Chinesen zelebrieren filmische Zerstörungs-Orgie im Hollywood-Stil

Abgesehen von der höheren schauspielerischen Qualität im zweiten Teil, der chronologisch vor der ersten Verfilmung spielt, legen die chinesischen Filmemacher in „Wandering Earth II“ auch für die Action-Szenen noch ein Schippe drauf: Frant Gwo inszeniert ausufernde Weltraum-Schlachten im Starwars-Stil, zerstört mit offensichtlicher Wonne als Kollateralschäden die Freiheitsstatue der Amerikaner, die London-Bridge der Engländer und die Sidney-Oper der Australier, baut allerdings gelegentlich auch ruhigere Reminiszenzen an Stanley Kubrick ein.

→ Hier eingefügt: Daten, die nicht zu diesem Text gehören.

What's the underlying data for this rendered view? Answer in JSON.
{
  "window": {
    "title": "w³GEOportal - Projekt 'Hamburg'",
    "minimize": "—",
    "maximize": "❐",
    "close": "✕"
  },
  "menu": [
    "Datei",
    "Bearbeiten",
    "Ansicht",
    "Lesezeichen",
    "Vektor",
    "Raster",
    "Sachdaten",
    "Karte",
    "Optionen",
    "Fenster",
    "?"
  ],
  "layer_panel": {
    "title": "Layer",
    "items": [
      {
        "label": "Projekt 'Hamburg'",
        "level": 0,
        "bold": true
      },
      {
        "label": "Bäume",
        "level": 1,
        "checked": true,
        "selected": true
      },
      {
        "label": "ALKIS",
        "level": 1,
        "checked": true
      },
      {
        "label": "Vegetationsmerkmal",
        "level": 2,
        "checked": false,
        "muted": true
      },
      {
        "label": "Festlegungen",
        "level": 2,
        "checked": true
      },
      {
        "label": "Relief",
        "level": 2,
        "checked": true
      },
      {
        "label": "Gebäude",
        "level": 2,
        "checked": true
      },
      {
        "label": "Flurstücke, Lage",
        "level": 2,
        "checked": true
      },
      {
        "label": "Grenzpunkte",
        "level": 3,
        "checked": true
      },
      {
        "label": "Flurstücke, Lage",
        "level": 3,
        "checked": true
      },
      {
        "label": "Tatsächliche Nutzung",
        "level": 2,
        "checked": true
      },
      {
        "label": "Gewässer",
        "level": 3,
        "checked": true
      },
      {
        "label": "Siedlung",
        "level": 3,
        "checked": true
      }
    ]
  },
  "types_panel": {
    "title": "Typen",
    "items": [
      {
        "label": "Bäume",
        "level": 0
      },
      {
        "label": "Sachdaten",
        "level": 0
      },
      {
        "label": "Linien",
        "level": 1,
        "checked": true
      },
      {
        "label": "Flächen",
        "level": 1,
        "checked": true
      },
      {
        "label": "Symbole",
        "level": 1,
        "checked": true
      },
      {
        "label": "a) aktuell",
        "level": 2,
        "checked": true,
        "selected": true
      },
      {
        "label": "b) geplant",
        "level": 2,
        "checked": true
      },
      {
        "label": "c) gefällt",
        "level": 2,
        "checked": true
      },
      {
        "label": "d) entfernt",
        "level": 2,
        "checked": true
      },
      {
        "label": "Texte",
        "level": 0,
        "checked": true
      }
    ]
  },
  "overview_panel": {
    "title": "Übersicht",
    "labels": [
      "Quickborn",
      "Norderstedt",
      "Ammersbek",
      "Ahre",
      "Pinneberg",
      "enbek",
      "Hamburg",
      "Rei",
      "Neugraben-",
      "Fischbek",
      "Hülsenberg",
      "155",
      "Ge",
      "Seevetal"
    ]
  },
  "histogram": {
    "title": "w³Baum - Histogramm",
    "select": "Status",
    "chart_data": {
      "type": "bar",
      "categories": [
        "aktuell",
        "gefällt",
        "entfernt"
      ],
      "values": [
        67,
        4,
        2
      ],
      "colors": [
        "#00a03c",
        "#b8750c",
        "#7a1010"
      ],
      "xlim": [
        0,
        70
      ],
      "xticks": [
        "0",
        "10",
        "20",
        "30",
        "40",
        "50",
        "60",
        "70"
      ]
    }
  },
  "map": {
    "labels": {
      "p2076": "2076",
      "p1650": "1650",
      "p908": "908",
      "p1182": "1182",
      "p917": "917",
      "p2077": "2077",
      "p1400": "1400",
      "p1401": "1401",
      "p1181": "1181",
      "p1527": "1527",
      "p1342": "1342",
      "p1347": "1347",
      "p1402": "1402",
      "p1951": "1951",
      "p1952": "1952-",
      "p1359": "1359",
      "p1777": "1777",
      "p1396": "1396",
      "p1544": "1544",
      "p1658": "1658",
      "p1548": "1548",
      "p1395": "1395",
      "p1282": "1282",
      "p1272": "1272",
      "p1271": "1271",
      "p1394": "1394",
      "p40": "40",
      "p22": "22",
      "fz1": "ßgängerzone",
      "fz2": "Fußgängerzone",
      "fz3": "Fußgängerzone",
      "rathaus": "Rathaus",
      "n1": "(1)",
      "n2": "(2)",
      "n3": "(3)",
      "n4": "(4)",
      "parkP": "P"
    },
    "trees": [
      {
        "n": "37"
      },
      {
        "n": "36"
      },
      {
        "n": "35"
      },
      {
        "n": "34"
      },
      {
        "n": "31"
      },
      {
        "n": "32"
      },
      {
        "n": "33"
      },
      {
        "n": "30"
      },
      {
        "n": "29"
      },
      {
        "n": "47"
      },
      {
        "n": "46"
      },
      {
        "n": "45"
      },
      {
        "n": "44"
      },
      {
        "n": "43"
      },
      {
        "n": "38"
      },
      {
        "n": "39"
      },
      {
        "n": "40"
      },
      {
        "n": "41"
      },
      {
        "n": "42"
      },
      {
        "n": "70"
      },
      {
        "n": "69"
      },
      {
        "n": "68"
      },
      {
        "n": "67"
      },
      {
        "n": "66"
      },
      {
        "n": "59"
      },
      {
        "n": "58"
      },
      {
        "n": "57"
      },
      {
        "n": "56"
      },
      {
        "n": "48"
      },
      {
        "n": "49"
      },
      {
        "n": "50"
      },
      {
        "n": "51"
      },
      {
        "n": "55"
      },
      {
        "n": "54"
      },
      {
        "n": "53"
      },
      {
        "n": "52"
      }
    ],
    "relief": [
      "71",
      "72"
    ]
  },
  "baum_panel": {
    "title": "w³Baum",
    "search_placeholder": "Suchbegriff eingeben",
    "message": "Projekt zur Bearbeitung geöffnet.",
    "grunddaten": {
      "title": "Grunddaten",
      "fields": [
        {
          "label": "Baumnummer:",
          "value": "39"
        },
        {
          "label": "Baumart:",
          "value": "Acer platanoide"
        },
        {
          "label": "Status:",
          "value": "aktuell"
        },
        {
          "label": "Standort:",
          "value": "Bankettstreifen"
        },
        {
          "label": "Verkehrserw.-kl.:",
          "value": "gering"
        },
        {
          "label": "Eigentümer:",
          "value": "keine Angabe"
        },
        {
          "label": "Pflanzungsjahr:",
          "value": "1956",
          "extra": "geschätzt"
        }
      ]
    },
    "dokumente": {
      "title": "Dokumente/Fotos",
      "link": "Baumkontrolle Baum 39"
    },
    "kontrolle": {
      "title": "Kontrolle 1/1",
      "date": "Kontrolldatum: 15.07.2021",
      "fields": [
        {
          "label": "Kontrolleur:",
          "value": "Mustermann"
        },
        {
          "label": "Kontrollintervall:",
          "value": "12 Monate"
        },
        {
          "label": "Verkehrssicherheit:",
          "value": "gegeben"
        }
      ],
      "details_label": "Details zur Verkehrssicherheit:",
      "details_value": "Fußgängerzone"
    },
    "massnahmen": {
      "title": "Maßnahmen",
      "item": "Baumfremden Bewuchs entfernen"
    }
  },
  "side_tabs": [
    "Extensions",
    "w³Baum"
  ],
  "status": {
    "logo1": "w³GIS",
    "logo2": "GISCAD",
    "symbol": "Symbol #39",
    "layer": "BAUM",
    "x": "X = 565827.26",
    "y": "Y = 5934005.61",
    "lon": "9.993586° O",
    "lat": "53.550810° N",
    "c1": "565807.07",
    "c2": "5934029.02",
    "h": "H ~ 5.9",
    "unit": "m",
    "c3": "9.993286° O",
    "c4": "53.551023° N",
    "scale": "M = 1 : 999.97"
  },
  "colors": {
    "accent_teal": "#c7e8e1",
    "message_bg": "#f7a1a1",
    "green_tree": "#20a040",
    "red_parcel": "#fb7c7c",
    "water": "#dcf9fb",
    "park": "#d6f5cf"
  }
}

Heldenpathos trieft aus dem Bildschirm

Etwas ungewöhnlich für westliche Dramaturgie-Konventionen, die eher auf überraschende Wendungen setzen, kündigt der Regisseur jeden nahenden Höhepunkt bereits lange vorher als Countdown an. Auch trieft das ganze Epos arg von Helden-Pathos, der selbst manch Hollywood-Schinken übertrifft.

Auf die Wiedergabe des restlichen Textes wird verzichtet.